4.6. General Considerations
Up to now, WI has not received much attention in silage preparation and studies investigating the effect of different WI on silage characteristics are rare. It has been reported that wilting per se effects CP composition, for instance by reducing ammonia-N contents in LS [
54]. Thus, applying HI treatments may even be more effective for stabilizing TP content in LS, which is underlined by the present findings that confirm our hypothesis of a TP preserving effect by the HI treatment. A variety of silage additives exists that limit proteolysis in LS [
38]. However, they cause costs for acquisition, and in case of organic acids, also for maintenance of corroded machinery and concrete [
62]. In contrast, HI treatment does not require additional application systems or further technical equipment and in this regard is an easy to apply tool for improving the quality of on-farm produced protein, and consequently might help to reduce costs for ruminant diets and increase sustainability. Additionally, feed intake of wilted grass silage was increased when compared to non-wilted [
63]. In case this also applies to LS, a superior energy and nutrient provision to the animal may be achieved by intensively wilting lucerne to higher DML; provided that mechanical losses during harvest do not exceed the benefits of HI. Regarding the practicality of HI treatment, if possible high solar radiation along with high wind speed should be present during lucerne harvesting. However, this cannot always be guaranteed, which restricts the practicability of HI treatments. To support the effect of rapid dehydration, maceration can be an effective addition to further increase the wilting rate [
64] or to compensate weather conditions that may not be as ideal for HI as described in the present study. However, the risk of mechanical losses and thereby associated nutrient changes can be higher when using maceration [
64], which needs to be taken into account. Besides, artificial drying treatments are surely a more weather independent option to obtain similar TP preservation [
65] as here found for HI in the sun. However, increased production costs due to high energy demands may outweigh the beneficial effects [
36] of artificial drying on CP composition.

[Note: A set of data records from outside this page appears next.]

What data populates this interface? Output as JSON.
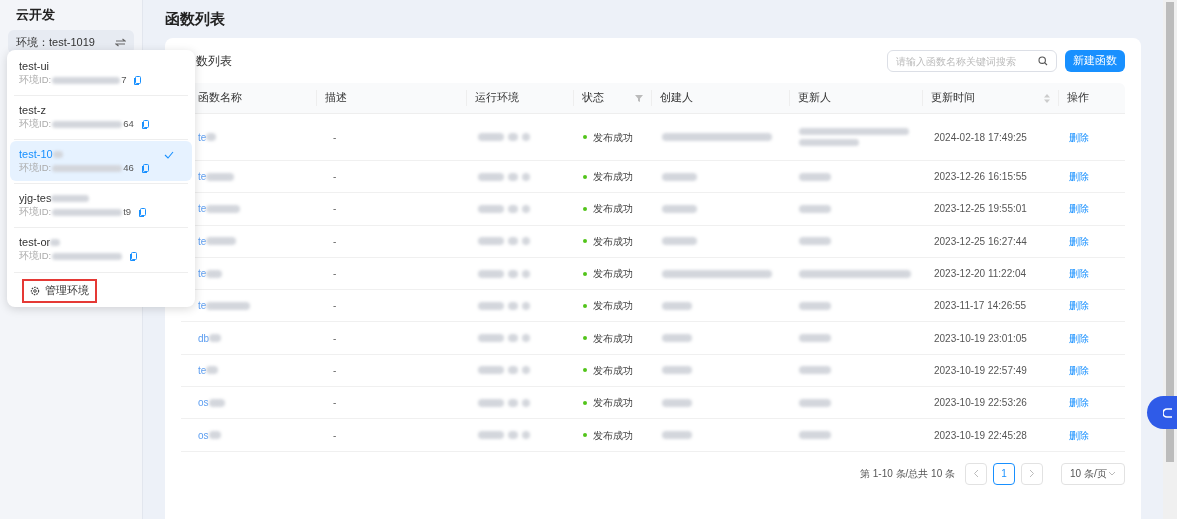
{
  "sidebar": {
    "title": "云开发",
    "env_selector": {
      "label": "环境：test-1019"
    }
  },
  "env_menu": {
    "items": [
      {
        "name": "test-ui",
        "id_label": "环境ID:",
        "id_suffix": "7",
        "selected": false
      },
      {
        "name": "test-z",
        "id_label": "环境ID:",
        "id_suffix": "64",
        "selected": false
      },
      {
        "name": "test-10",
        "id_label": "环境ID:",
        "id_suffix": "46",
        "selected": true
      },
      {
        "name": "yjg-tes",
        "id_label": "环境ID:",
        "id_suffix": "t9",
        "selected": false
      },
      {
        "name": "test-or",
        "id_label": "环境ID:",
        "selected": false
      }
    ],
    "manage_label": "管理环境"
  },
  "page_title": "函数列表",
  "card": {
    "title": "数列表",
    "search_placeholder": "请输入函数名称关键词搜索",
    "new_button": "新建函数"
  },
  "table": {
    "columns": [
      {
        "label": "函数名称"
      },
      {
        "label": "描述"
      },
      {
        "label": "运行环境"
      },
      {
        "label": "状态",
        "filter": true
      },
      {
        "label": "创建人"
      },
      {
        "label": "更新人"
      },
      {
        "label": "更新时间",
        "sortable": true
      },
      {
        "label": "操作"
      }
    ],
    "rows": [
      {
        "name": "te",
        "description": "-",
        "status": "发布成功",
        "updated": "2024-02-18 17:49:25",
        "action": "删除",
        "tall": true
      },
      {
        "name": "te",
        "description": "-",
        "status": "发布成功",
        "updated": "2023-12-26 16:15:55",
        "action": "删除",
        "tall": false
      },
      {
        "name": "te",
        "description": "-",
        "status": "发布成功",
        "updated": "2023-12-25 19:55:01",
        "action": "删除",
        "tall": false
      },
      {
        "name": "te",
        "description": "-",
        "status": "发布成功",
        "updated": "2023-12-25 16:27:44",
        "action": "删除",
        "tall": false
      },
      {
        "name": "te",
        "description": "-",
        "status": "发布成功",
        "updated": "2023-12-20 11:22:04",
        "action": "删除",
        "tall": false
      },
      {
        "name": "te",
        "description": "-",
        "status": "发布成功",
        "updated": "2023-11-17 14:26:55",
        "action": "删除",
        "tall": false
      },
      {
        "name": "db",
        "description": "-",
        "status": "发布成功",
        "updated": "2023-10-19 23:01:05",
        "action": "删除",
        "tall": false
      },
      {
        "name": "te",
        "description": "-",
        "status": "发布成功",
        "updated": "2023-10-19 22:57:49",
        "action": "删除",
        "tall": false
      },
      {
        "name": "os",
        "description": "-",
        "status": "发布成功",
        "updated": "2023-10-19 22:53:26",
        "action": "删除",
        "tall": false
      },
      {
        "name": "os",
        "description": "-",
        "status": "发布成功",
        "updated": "2023-10-19 22:45:28",
        "action": "删除",
        "tall": false
      }
    ]
  },
  "pagination": {
    "summary": "第 1-10 条/总共 10 条",
    "pages": [
      {
        "label": "1",
        "selected": true
      }
    ],
    "page_size": "10 条/页"
  }
}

Concerning the effects of SU on fermentation and CP quality, provision of rapidly fermentable carbohydrates is recommended. Particularly because an inoculation with lactic acid producing bacteria alone may not improve the situation as long as there is not enough easily accessible substrate for lactic acid fermentation [
10]. Thus, relating to large scale on-farm conditions, mixing lucerne crop with molasses, crushed cereals, or high WSC forage species before ensiling may constitute a method for equivalently substituting SU treatment in LS. A delayed cutting of lucerne in order to increase non-structural carbohydrates, particularly starch, may not be appropriate as Owens et al. [
7] did not find a protein preserving effect in LS differing in WSC content due to different cutting times during the harvest. However, present results revealed concerns about promoted ester and ethanol formation in SU LS that should be kept in mind and require further investigation.
Finally, the pre-ensiling treatment combination of all three factors, i.e., HI treatment to high DML with SU, has the strongest potential to reduce the extent of CP degradation during ensiling, thus improving the protein value and potentially increasing ruminal N retention, particularly when combined with an appropriate carbohydrate source.